This is the eighth Administrative Safeguard Standard of the HIPAA Administrative Simplification Security Rule. Its implementation specification is embodied in the language of the standard itself, and it is required of covered entities. Further, as HIPAA.com has noted earlier, business associates also will be required to comply with the Security Rule standards, effective February 17, 2010, as provided for in the HITECH Act provisions of the American Recovery and Reinvestment Act, signed by President Obama on February 17, 2009.
What is Required
Perform a periodic technical and non-technical evaluation, based initially upon the standards implemented under this rule and subsequently, in response to environmental or operational changes affecting the security of electronic protected health information, that establishes the extent to which an entity’s security policies and procedures meet the requirements of Security Standards for the Protection of Electronic Protected Health Information.
Implementation Specification
Periodically evaluate the covered entity’s technical and non-technical security policies and procedures.
What This Means for the Covered Entity
The covered entity must be proactive in analyzing risks to electronic protected health information and its business operations as risks and its business environment changes. For example, if a covered entity updates its electronic hardware from a single workstation to multiple workstations on a network, its risk profile likely will change.
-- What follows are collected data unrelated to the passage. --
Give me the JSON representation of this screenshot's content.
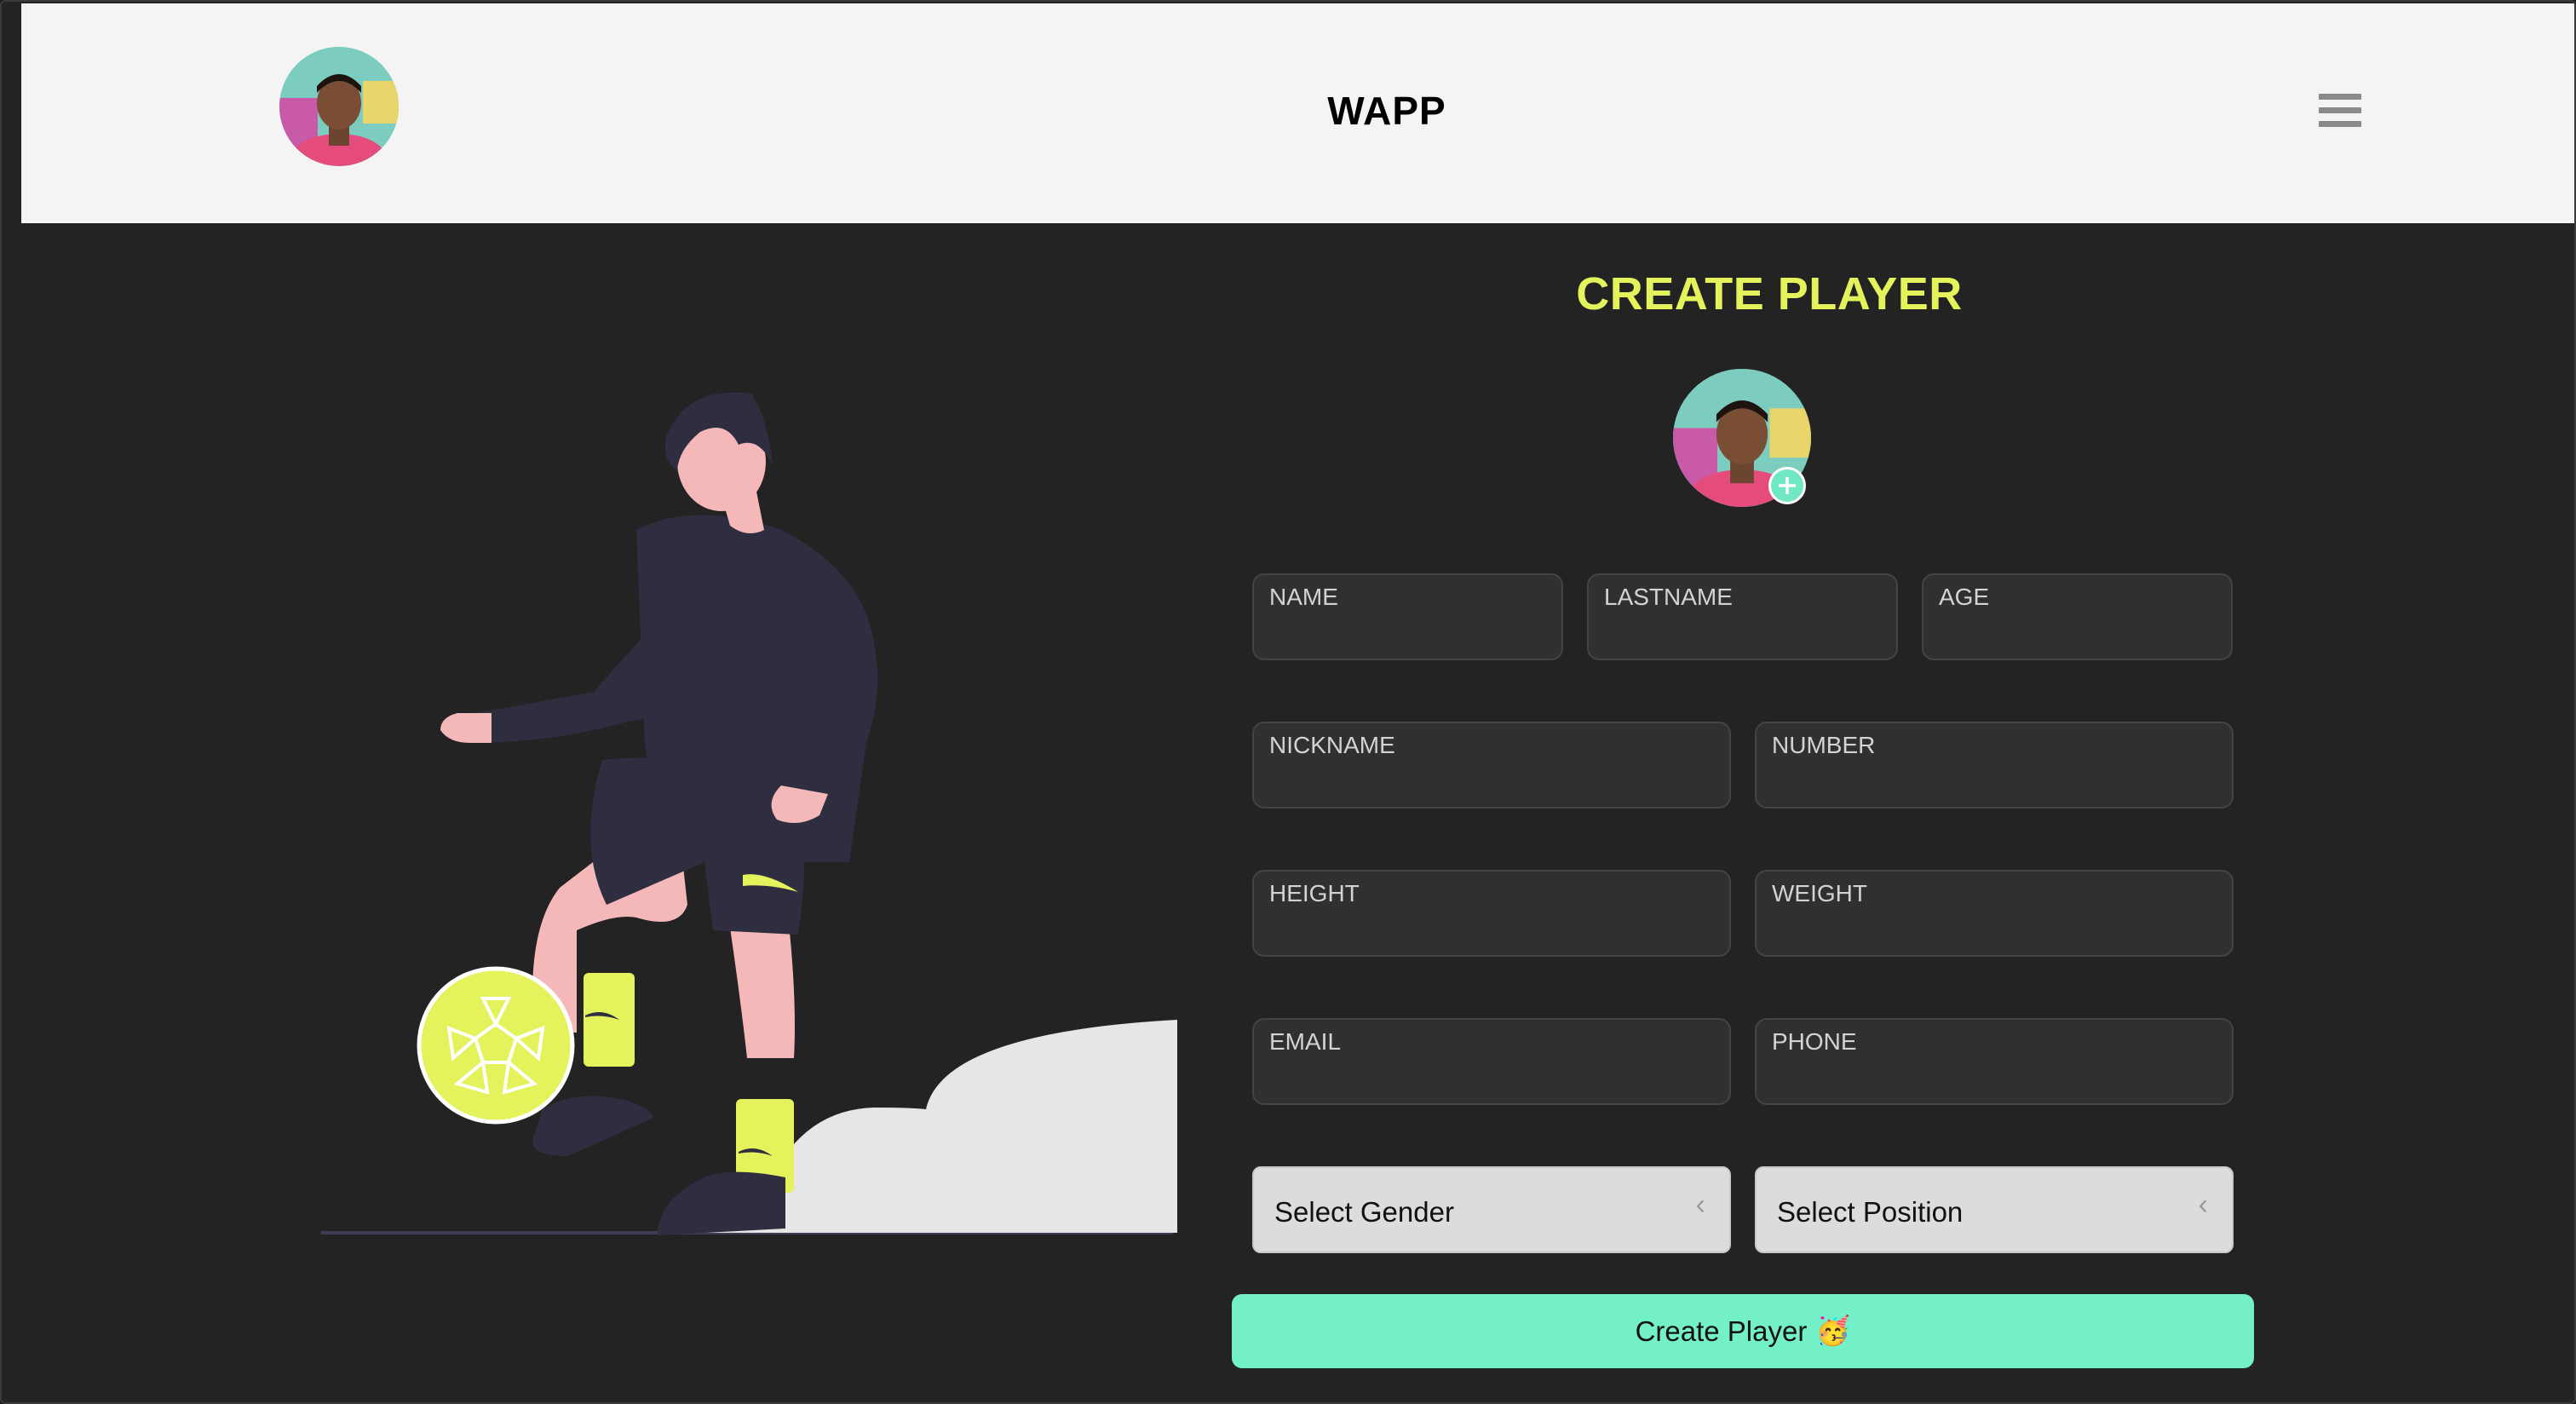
{
  "header": {
    "brand": "WAPP",
    "menu_icon": "hamburger-menu-icon",
    "avatar_icon": "user-avatar"
  },
  "form": {
    "title": "CREATE PLAYER",
    "photo_add_icon": "plus-icon",
    "fields": {
      "name": "NAME",
      "lastname": "LASTNAME",
      "age": "AGE",
      "nickname": "NICKNAME",
      "number": "NUMBER",
      "height": "HEIGHT",
      "weight": "WEIGHT",
      "email": "EMAIL",
      "phone": "PHONE"
    },
    "selects": {
      "gender": "Select Gender",
      "position": "Select Position"
    },
    "submit_label": "Create Player",
    "submit_emoji": "🥳"
  },
  "colors": {
    "accent": "#e4f25b",
    "button": "#73f0c8",
    "background": "#232323",
    "header_bg": "#f4f4f4",
    "figure_dark": "#2f2e41",
    "skin": "#f5b8b8",
    "ball": "#e4f25b"
  }
}
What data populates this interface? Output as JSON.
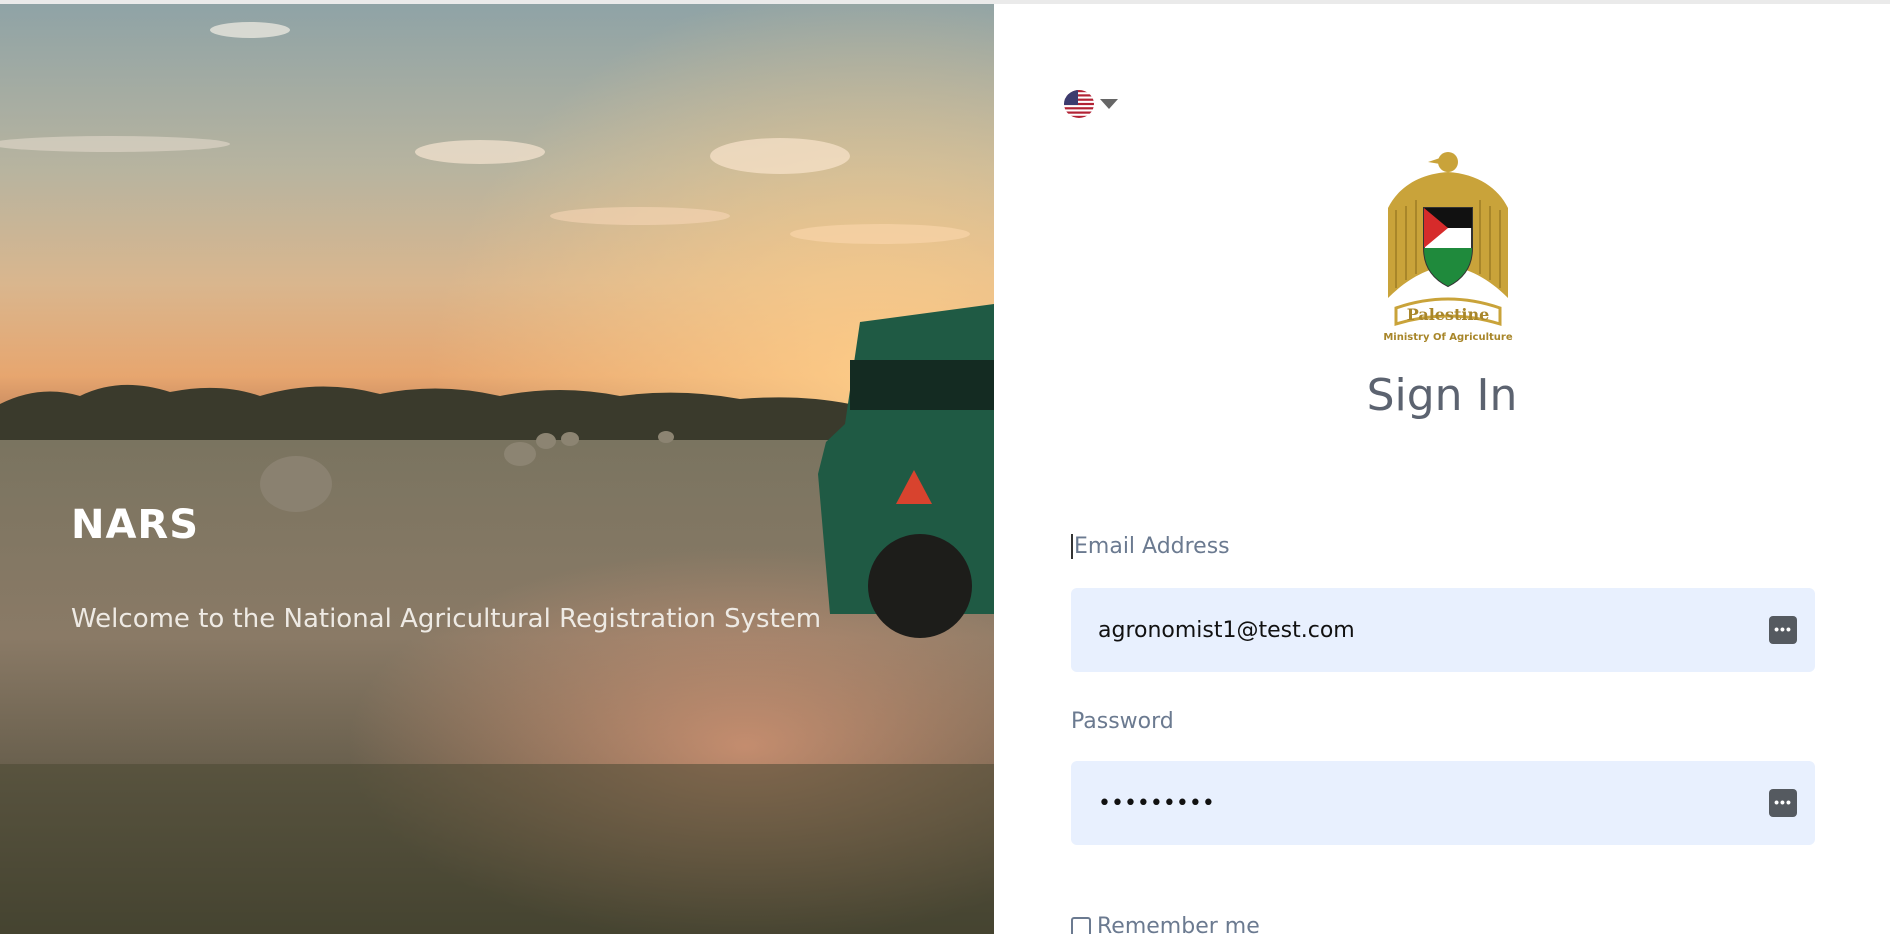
{
  "hero": {
    "title": "NARS",
    "subtitle": "Welcome to the National Agricultural Registration System"
  },
  "language": {
    "selected_icon": "us-flag-icon"
  },
  "emblem": {
    "country": "Palestine",
    "ministry": "Ministry Of Agriculture"
  },
  "form": {
    "title": "Sign In",
    "email_label": "Email Address",
    "email_value": "agronomist1@test.com",
    "password_label": "Password",
    "password_value": "•••••••••",
    "remember_label": "Remember me"
  },
  "colors": {
    "field_bg": "#e8f0fe",
    "label": "#6b7a90",
    "title": "#5c6370"
  }
}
Evaluation and vigilance on a regular basis are key attributes of risk mitigation.
A covered entity should evaluate its security policies and procedures at least annually and when it experiences a change in its electronic systems and their configuration. The goal is for the covered entity to consistently maintain acceptable levels of risk related to safeguarding of electronic protected health information, based on the covered entity’s evaluation of risks. If the covered entity determines that levels of risk are not acceptable, the covered entity is required to initiate changes to achieve acceptable levels of risk.
What to Do
A covered entity must decide how it will perform its evaluation responsibilities under the Security Rule. It could do the evaluation internally or outsource that responsibility to a third party business associate, such as an accreditation entity.
How to Do It
The covered entity’s Security Official should prepare an evaluation plan. The plan format can be based on the risk analysis format used in the initial required risk assessment. This format also can be used for subsequent evaluations of risk exposures and changes in risk due to changes in electronic systems or business operations.
For an internal evaluation, the Security Official can create an evaluation committee of workforce members and designate evaluative tasks and functions to key committee members for scheduled review to ensure compliance with the Security Rule evaluation standard.
The Security Rule recognizes in the preamble to the final rule that cost may be a consideration in how a covered entity chooses to evaluate its protection of electronic protected health information. This may be an important consideration for relatively small covered entities, but it does not eliminate the requirement to comply.
An important resource to use for the covered entity to use for its internal evaluation, or to recommend to a third party business associate for use in an external evaluation, is from the National Institute of Standards and Technology (NIST): An Introductory Resource Guide for Implementing the Health Insurance Portability and Accountability Act (HIPAA) Security Rule, NIST Special Publication 800-66, Revision 1. October 2008.
Remember, acceptable levels of risk in one covered entity may be unacceptable in another covered entity. Hence, evaluation underpins the initial risk analysis and ongoing assessment of risks, and is the means for a covered entity to ensure that it safeguards its electronic protected health information at an acceptable risk level.